When taking a trip to the Dominican Republic, it’s a good idea to chew on a little history before deciding what to eat. Because the country – which shares the island of Hispaniola with Haiti – was formerly a Spanish colony, many traditional Spanish dishes have found a home there. Meanwhile, there are additional influences from the Taíno (indigenous people), as well as some Middle Eastern and African cuisine. Dominican cuisine does resemble that of other countries in Latin America – primarily those of Puerto Rico and Cuba – though the dish names sometimes differ.
A traditional breakfast might consist of mangú (mashed, boiled plantain), fried eggs, fried salami, fried cheese and sometimes avocado. This is called los Tres Golpes or “the Three Hits.” As in Spain, the largest, most important meal of the day is lunch. Its most typical form, nicknamed la Bandera (“The Flag”), consists of rice, red beans and meat (beef, chicken, pork or fish), sometimes accompanied by a side of salad. Sofrito, a sautéed mix of local herbs and spices is used in many dishes. Here are a few popular dishes you’re likely to encounter on a Dominican menu:
- Guanimos – Also known as tamales or hallaca. A dish that can be traced back to Mesoamerica Aztec and Mayan Cornmeal or cornflour is made into a masa (dough), then stuffed and wrapped with banana leaf or cornhusk.

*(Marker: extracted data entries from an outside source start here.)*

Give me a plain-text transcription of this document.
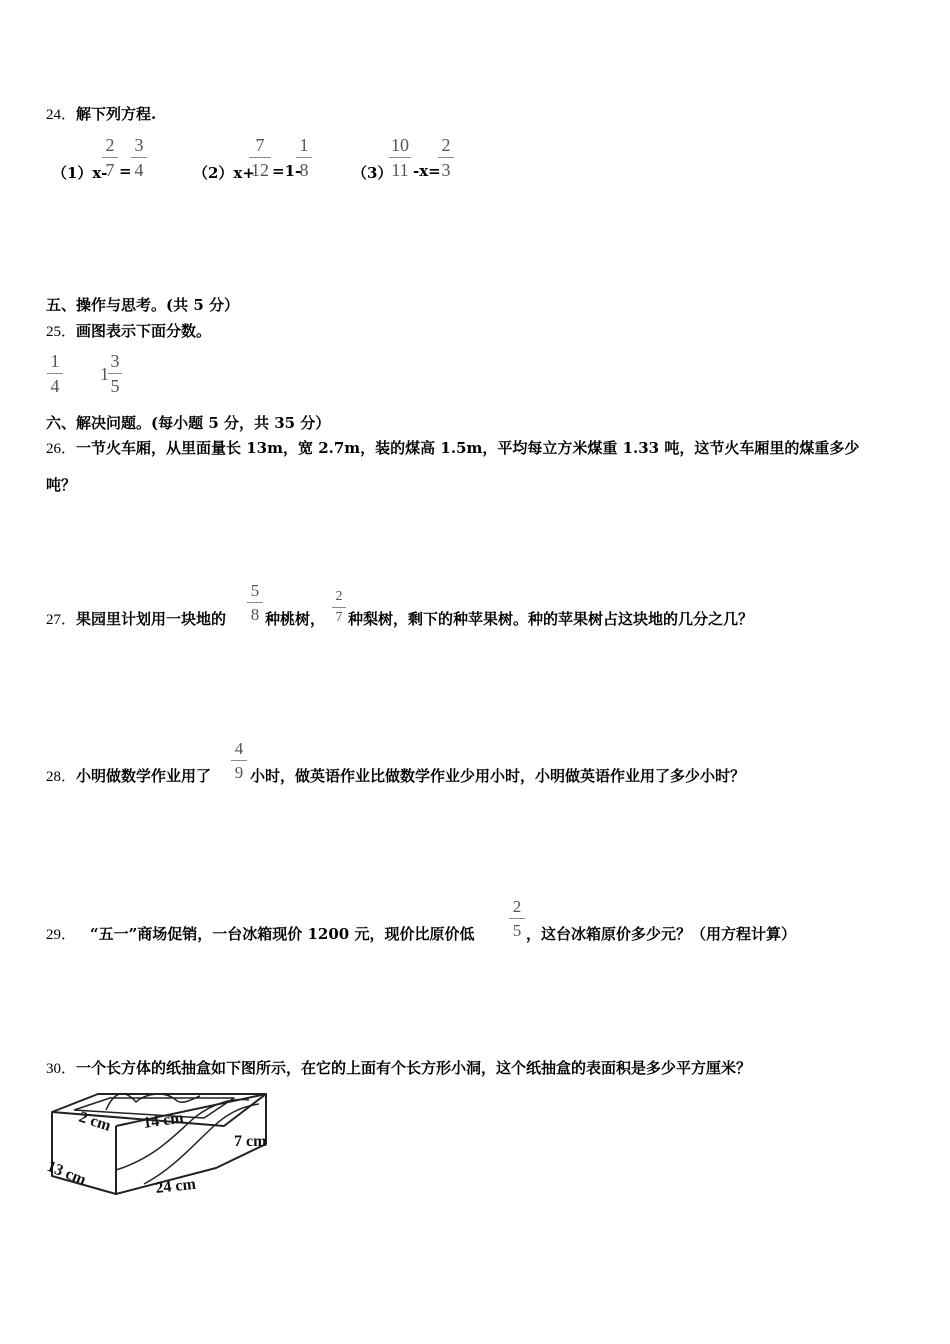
24．解下列方程.
（1）x-
2
7 =
3
4	（2）x+
7
12 =1-
1
8	（3）
10
11 -x=
2
3
五、操作与思考。(共 5 分）
25．画图表示下面分数。
1
4
1
3
5
六、解决问题。(每小题 5 分，共 35 分）
26．一节火车厢，从里面量长 13m，宽 2.7m，装的煤高 1.5m，平均每立方米煤重 1.33 吨，这节火车厢里的煤重多少
吨？
27．果园里计划用一块地的
5
8 种桃树，
2
7 种梨树，剩下的种苹果树。种的苹果树占这块地的几分之几？
28．小明做数学作业用了
4
9 小时，做英语作业比做数学作业少用小时，小明做英语作业用了多少小时？
29． “五一”商场促销，一台冰箱现价 1200 元，现价比原价低
2
5 ，这台冰箱原价多少元？（用方程计算）
30．一个长方体的纸抽盒如下图所示，在它的上面有个长方形小洞，这个纸抽盒的表面积是多少平方厘米？
2 cm 14 cm
7 cm
13 cm	24 cm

- Kipes or Quipes – A version of the Middle Eastern kibbeh (deep-fried bulgur roll), brought by a wave of Middle Eastern immigrants that arrived in the Dominican Republic at the end of the 19th century.

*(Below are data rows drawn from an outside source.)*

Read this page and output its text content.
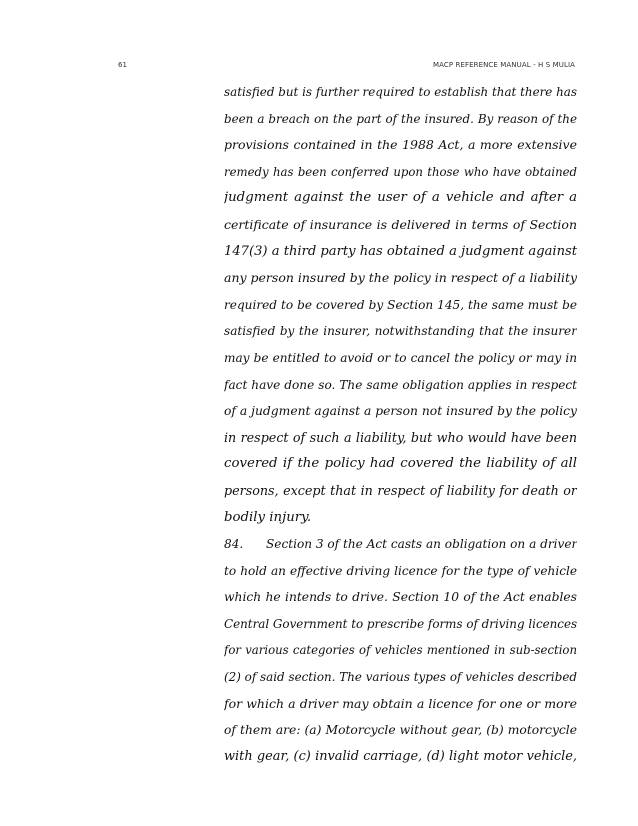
61	MACP REFERENCE MANUAL - H S MULIA
satisfied but is further required to establish that there has
been a breach on the part of the insured. By reason of the
provisions contained in the 1988 Act, a more extensive
remedy has been conferred upon those who have obtained
judgment against the user of a vehicle and after a
certificate of insurance is delivered in terms of Section
147(3) a third party has obtained a judgment against
any person insured by the policy in respect of a liability
required to be covered by Section 145, the same must be
satisfied by the insurer, notwithstanding that the insurer
may be entitled to avoid or to cancel the policy or may in
fact have done so. The same obligation applies in respect
of a judgment against a person not insured by the policy
in respect of such a liability, but who would have been
covered if the policy had covered the liability of all
persons, except that in respect of liability for death or
bodily injury.
84. Section 3 of the Act casts an obligation on a driver
to hold an effective driving licence for the type of vehicle
which he intends to drive. Section 10 of the Act enables
Central Government to prescribe forms of driving licences
for various categories of vehicles mentioned in sub-section
(2) of said section. The various types of vehicles described
for which a driver may obtain a licence for one or more
of them are: (a) Motorcycle without gear, (b) motorcycle
with gear, (c) invalid carriage, (d) light motor vehicle,
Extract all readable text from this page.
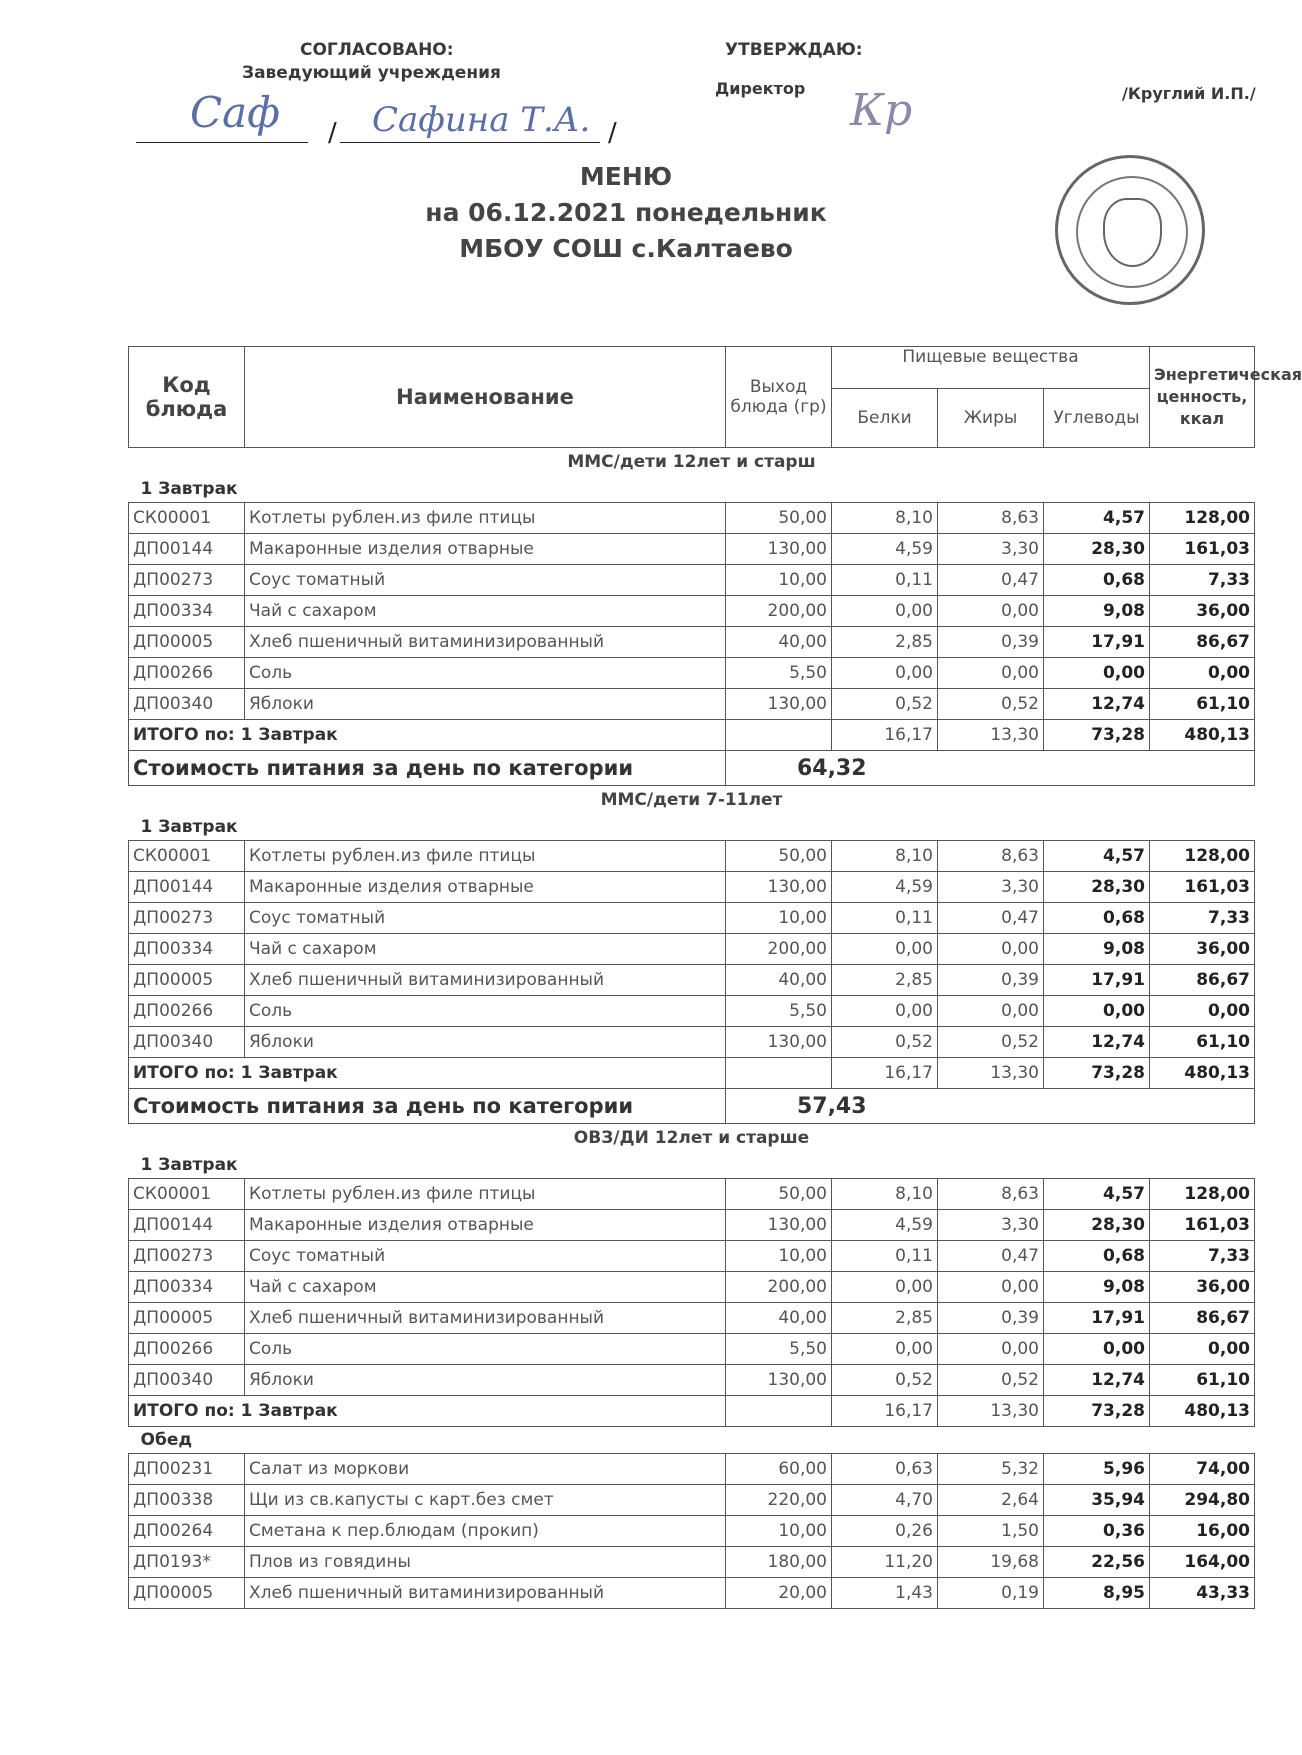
СОГЛАСОВАНО:
Заведующий учреждения
Саф / Сафина Т.А. /
УТВЕРЖДАЮ:
Директор Кр	/Круглий И.П./
МЕНЮ
на 06.12.2021 понедельник
МБОУ СОШ с.Калтаево
Код блюда	Наименование	Выход блюда (гр)	Пищевые вещества			Энергетическая ценность, ккал
			Белки	Жиры	Углеводы	
ММС/дети 12лет и старш						
1 Завтрак						
СК00001	Котлеты рублен.из филе птицы	50,00	8,10	8,63	4,57	128,00
ДП00144	Макаронные изделия отварные	130,00	4,59	3,30	28,30	161,03
ДП00273	Соус томатный	10,00	0,11	0,47	0,68	7,33
ДП00334	Чай с сахаром	200,00	0,00	0,00	9,08	36,00
ДП00005	Хлеб пшеничный витаминизированный	40,00	2,85	0,39	17,91	86,67
ДП00266	Соль	5,50	0,00	0,00	0,00	0,00
ДП00340	Яблоки	130,00	0,52	0,52	12,74	61,10
ИТОГО по: 1 Завтрак			16,17	13,30	73,28	480,13
Стоимость питания за день по категории		64,32				
ММС/дети 7-11лет						
1 Завтрак						
СК00001	Котлеты рублен.из филе птицы	50,00	8,10	8,63	4,57	128,00
ДП00144	Макаронные изделия отварные	130,00	4,59	3,30	28,30	161,03
ДП00273	Соус томатный	10,00	0,11	0,47	0,68	7,33
ДП00334	Чай с сахаром	200,00	0,00	0,00	9,08	36,00
ДП00005	Хлеб пшеничный витаминизированный	40,00	2,85	0,39	17,91	86,67
ДП00266	Соль	5,50	0,00	0,00	0,00	0,00
ДП00340	Яблоки	130,00	0,52	0,52	12,74	61,10
ИТОГО по: 1 Завтрак			16,17	13,30	73,28	480,13
Стоимость питания за день по категории		57,43				
ОВЗ/ДИ 12лет и старше						
1 Завтрак						
СК00001	Котлеты рублен.из филе птицы	50,00	8,10	8,63	4,57	128,00
ДП00144	Макаронные изделия отварные	130,00	4,59	3,30	28,30	161,03
ДП00273	Соус томатный	10,00	0,11	0,47	0,68	7,33
ДП00334	Чай с сахаром	200,00	0,00	0,00	9,08	36,00
ДП00005	Хлеб пшеничный витаминизированный	40,00	2,85	0,39	17,91	86,67
ДП00266	Соль	5,50	0,00	0,00	0,00	0,00
ДП00340	Яблоки	130,00	0,52	0,52	12,74	61,10
ИТОГО по: 1 Завтрак			16,17	13,30	73,28	480,13
Обед						
ДП00231	Салат из моркови	60,00	0,63	5,32	5,96	74,00
ДП00338	Щи из св.капусты с карт.без смет	220,00	4,70	2,64	35,94	294,80
ДП00264	Сметана к пер.блюдам (прокип)	10,00	0,26	1,50	0,36	16,00
ДП0193*	Плов из говядины	180,00	11,20	19,68	22,56	164,00
ДП00005	Хлеб пшеничный витаминизированный	20,00	1,43	0,19	8,95	43,33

- Pasteles en hojas – A dish that originated in Puerto Rico. Tubers or plantains are grated and the paste is formed into a rectangular purse shape, stuffed with meat. They are then tightly wrapped in a banana leaf and boiled. Pasteles are usually served on Christmas and as street food.

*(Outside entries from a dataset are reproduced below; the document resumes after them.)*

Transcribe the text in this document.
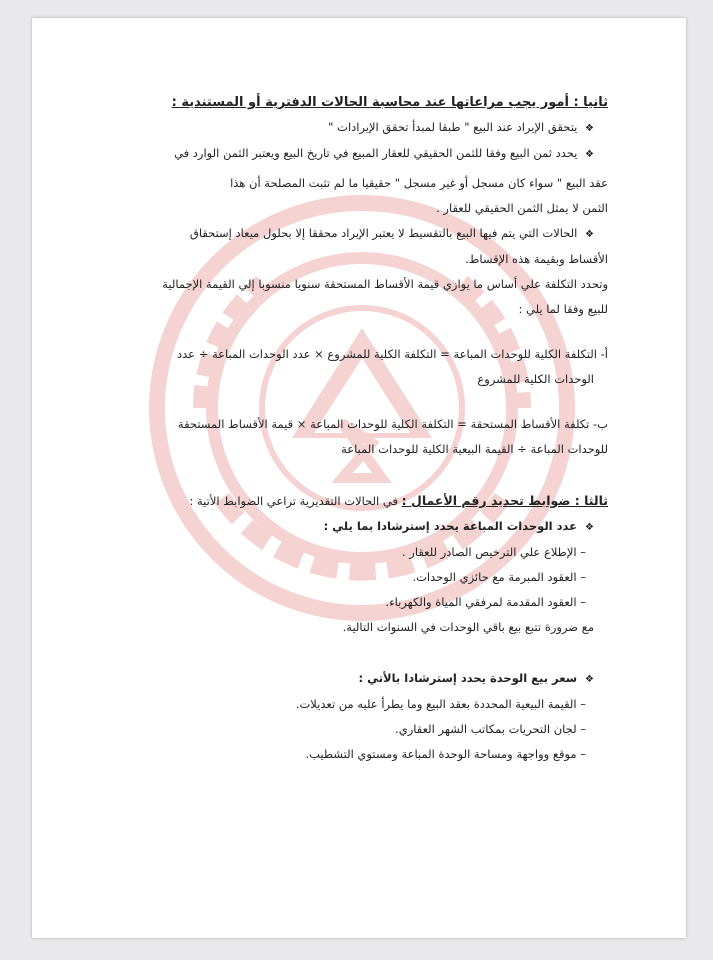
ثانيا : أمور يجب مراعاتها عند محاسبة الحالات الدفترية أو المستندية :
❖ يتحقق الإيراد عند البيع " طبقا لمبدأ تحقق الإيرادات "
❖ يحدد ثمن البيع وفقا للثمن الحقيقي للعقار المبيع في تاريخ البيع ويعتبر الثمن الوارد في
عقد البيع " سواء كان مسجل أو غير مسجل " حقيقيا ما لم تثبت المصلحة أن هذا
الثمن لا يمثل الثمن الحقيقي للعقار .
❖ الحالات التي يتم فيها البيع بالتقسيط لا يعتبر الإيراد محققا إلا بحلول ميعاد إستحقاق
الأقساط وبقيمة هذه الإقساط.
وتحدد التكلفة علي أساس ما يوازي قيمة الأقساط المستحقة سنويا منسوبا إلي القيمة الإجمالية
للبيع وفقا لما يلي :
أ- التكلفة الكلية للوحدات المباعة = التكلفة الكلية للمشروع × عدد الوحدات المباعة ÷ عدد
الوحدات الكلية للمشروع
ب- تكلفة الأقساط المستحقة = التكلفة الكلية للوحدات المباعة × قيمة الأقساط المستحقة
للوحدات المباعة ÷ القيمة البيعية الكلية للوحدات المباعة
ثالثا : ضوابط تحديد رقم الأعمال : في الحالات التقديرية تراعي الضوابط الأتية :
❖ عدد الوحدات المباعة يحدد إسترشادا بما يلي :
– الإطلاع علي الترخيص الصادر للعقار .
– العقود المبرمة مع حائزي الوحدات.
– العقود المقدمة لمرفقي المياة والكهرباء.
مع ضرورة تتبع بيع باقي الوحدات في السنوات التالية.
❖ سعر بيع الوحدة يحدد إسترشادا بالأتي :
– القيمة البيعية المحددة بعقد البيع وما يطرأ عليه من تعديلات.
– لجان التحريات بمكاتب الشهر العقاري.
– موقع وواجهة ومساحة الوحدة المباعة ومستوي التشطيب.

- Arañitas – “Little spiders” in Spanish. Shredded yuca(cassava) fritters mixed with eggs, sugar and anise seeds.
- Buche e perico– Literally “parrot’s cheek.” A hearty corn stew made with mirepoix (vegetable mixture of onions, carrots and celery), garlic, tomatoes, cilantro, smoked pork chops and squash.
- Guisados – Braised meat or fish cooked with sautéed bell peppers, onions, garlic, celery, olives, and cilantro. A small amount of sour orange or lime juice, tomato paste, water, orégano and sugar are then added. When done it is served with white rice. This is a popular staple in Dominican kitchens. Carne mechada is braised tenderloin or flank.
- Pastelón – A casserole. A main element of Dominican cuisine. There are more than six variations in the Dominican Republic the most popular ones being pastelón de platano maduro (yellow plantain casserole) and pastelón de yuca (cassava casserole).
- Bizcocho Dominicano – Dominican cake, made with a basic recipe of vanilla, eggs, flour, sugar, margarine and baking soda (though some recipes include milk with orange juice and lime zest). When done, the cake is then filled with pineapple jam and frosted with meringue.
- Palitos de coco – Shredded coconut lollipops cooked with condensed milk. When done, they are formed into small balls and coated in a simple syrup made from sugar, corn syrup and red food coloring.
- Majarete – Corn pudding made with fresh corn, cornstarch, milk, vanilla and cinnamon. Some Dominicans add coconut milk and nutmeg.
Differences between Dominican cuisine and those of other parts of the West Indies include the milder spicing, which mainly uses onions, garlic, cilantro, cilantro ancho (culantro), ají cubanela (cubanelle pepper) and oregano. Dominican sofrito is known on the island as sazón.